Learn how easy it is to sync an existing GitHub or Google Code repo to a SourceForge project! See Demo

Close

#141 Add an option to show only binary changes in a C or C++ file

open
nobody
Plugins (27)
2
2004-03-24
2003-09-02
Matt Ball
No

It would be useful if the difference engine could identify
changes in a C or C++ file that would not cause a
change to the compiled object file. By doing so,
someone could use the differencing tool to only show
the important changes to a source file. For instance, if
a developer changes an entire file from K&R brace style
to Microsoft style, the person performing the code
review would prefer to ignore all the curly bracket
changes and only look at the real functional change.
This feature would be similar to the existing 'ignore
whitespace' option, except that it would also ignore
changes that do not affect the order of token parsing
for the compiler.

This change doesn't seem too hard to implement, since
WinMerge already performs syntax highlighting, which
requires token parsing.

Discussion

  • Perry
    Perry
    2003-09-03

    Logged In: YES
    user_id=60964

    WinMerge consists of several modules. The diff engine is gnu
    diff code, and that does the diff'ing. The editor is crystal
    text editor code, and that does the syntax highlighting. So
    there is no existing infrastructure for what you describe,
    unfortunately.

     
  • Kimmo Varis
    Kimmo Varis
    2003-09-04

    • priority: 5 --> 2
     
  • Kimmo Varis
    Kimmo Varis
    2003-09-04

    Logged In: YES
    user_id=631874

    And even if we could use that syntax hilight information, it
    wouldn't be very useful. Syntax hilight just looks for
    keywords. So it wouldn't notice if bracket is moved to next
    line. It only sees that there is a bracket.

    Lowering priority.

     
  • Kimmo Varis
    Kimmo Varis
    2003-09-04

    Logged In: YES
    user_id=631874

    Oops. Poor example - that would be what is requested. :)
    Anyway, just looking for keywords does not help.

     
  • Perry
    Perry
    2003-09-04

    Logged In: YES
    user_id=60964

    I think the problem with this is that you need to run the
    code through a preprocessor, and also collapse all
    whitespace down to a single space (in order to map all
    variants of the same code to a canonical form). Then you
    wind up with a file with no line returns at all, and not
    very much fun to look at.

    Maybe you need a smart tokenizer to run after the
    preprocessor, which has some canonical way of breaking up
    line returns.

    That would be interesting, but that definitely doesn't exist
    in WinMerge (the syntax highlighter doesn't really tokenize
    C++, which is a fairly involved job, and definitely doesn't
    do the work of a preprocessor, such as expanding macros from
    system headers).

     
  • ganier
    ganier
    2003-09-07

    Logged In: YES
    user_id=804270

    If I understand what you mean, it is very ambitious. For me,
    an important point for such a tool is to detect changes to
    variable name. And that is very difficult.

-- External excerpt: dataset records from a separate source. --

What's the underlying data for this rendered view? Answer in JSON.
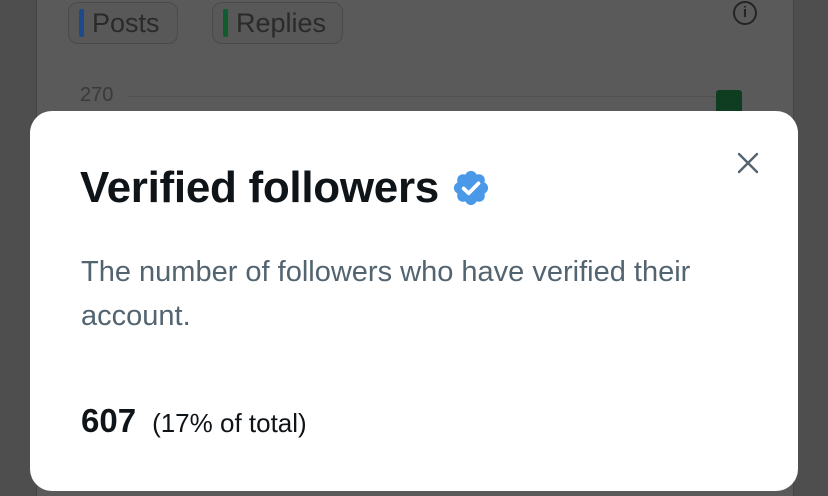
{
  "background": {
    "legend": [
      {
        "label": "Posts",
        "color": "#1d4a8c"
      },
      {
        "label": "Replies",
        "color": "#0f5c2e"
      }
    ],
    "info_icon": "info-icon",
    "axis_tick": "270",
    "bar_color": "#0f3d22"
  },
  "modal": {
    "title": "Verified followers",
    "verified_icon": "verified-badge-icon",
    "badge_color": "#4a99e9",
    "description": "The number of followers who have verified their account.",
    "stat_value": "607",
    "stat_percent": "(17% of total)",
    "close_icon": "close-icon"
  }
}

    The bracket problem, if we limit to this, is more approachable.
    I think what propose Puddle may work : when there is a {
    (or }), collapse all whitespace except one before this
    character, and insert an EOL after if there is none. A
    preprocessor can do this.

    If you are interested, we are working on the code to allow
    preprocessing with scriptlet. You could help in writing such a
    scriptlet :).

     
  • Matt Ball
    Matt Ball
    2003-09-08

    Logged In: YES
    user_id=679162

    (Just a quick clarification to the summary: The first sentence
    should read "... that would cause a change..." with the
    word "not" removed).

    After better understanding WinMerge architecture, it's clear
    that this change isn't trivial.

    I could probably help with some code development, but before
    diving into it, we should probably examine the best place to
    put this change. Since WinMerge uses 'diff' to perform the
    differencing, maybe this feature is best added to the 'diff' tool
    as an optional parameter. If the diff team accepts this as an
    option, it could perhaps be added to WinMerge afterwards.
    Supporting only brackets could be a useful stepping stone,
    but I was hoping to have a change that could go all the way.

     
  • Kimmo Varis
    Kimmo Varis
    2003-10-21

    • labels: --> 572064
     
  • Kimmo Varis
    Kimmo Varis
    2003-10-21

    Logged In: YES
    user_id=631874

    Laoran has landed his plugins-patch to CVS. I think this can
    be done using these preprocessing plugins (like many other
    neat things).

    C/C++-compiler knows best about changes. So maybe plugin can
    have C/C++ parser to preprocess files before comparing with
    WinMerge.

     
  • Perry
    Perry
    2003-10-21

    Logged In: YES
    user_id=60964

    Yes, I meant what Kimmo said, I just didn't say it clearly.
    I meant a C++ compiler preprocessor. That is, a preprocessor
    that not only understands C++, but that has a set of system
    includes to process, because lots of macros are found in
    system includes, and these are handled during the preprocess
    phase of traditional C++ compiling.

    I don't think the gnu diff team will want anything to do
    with this (surely I would not want this if I were maintainer
    of gnu diff, because it is very specific to C++), but I
    suppose it never hurts to ask :)

    I think the best way to do this would be to call a real C++
    preprocessor -- that is, MSVC6 or gcc. MSVC6 has a
    commandline parameter to only invoke the preprocessor,
    although I forget what it is. gcc has one also (I also
    forget that one).

    Anyway, my thought is that this RFE requires real C++
    tokenizing, not little simple word breaking like the
    tokenizers inside of WinMerge.

     
  • Matt Ball
    Matt Ball
    2003-10-24

    Logged In: YES
    user_id=679162

    gcc uses the -E option to perform preprocessing only.
    However, the preprocessed output still maintains the original
    whitespace. For the preprocessing option to work, the
    preprocessor would need to uniformly place white space
    between the operators. Since this preprocessed file would be
    unreadable, there would need to be a way to display the
    original file with differences based on the pre-processed file.

     
  • ganier
    ganier
    2003-10-25

    Logged In: YES
    user_id=804270

    This is the goal of preprocessing plugins. Currently files may
    be changed as long as the lines structure remains
    (delete/insert/change text inside line is allowed, not
    delete/insert/move lines).

    The gcc preprocessor probably needs to change lines layout.
    That requests work in WinMerge and work in the plugin.
    WinMerge must transform the list of differences based on the
    pre-processed to a list of differences in the original file. So
    the plugin must inform WinMerge about the changes in the
    line structure. In other words, the plugin must create and
    return a structure of deleted/moved/inserted lines.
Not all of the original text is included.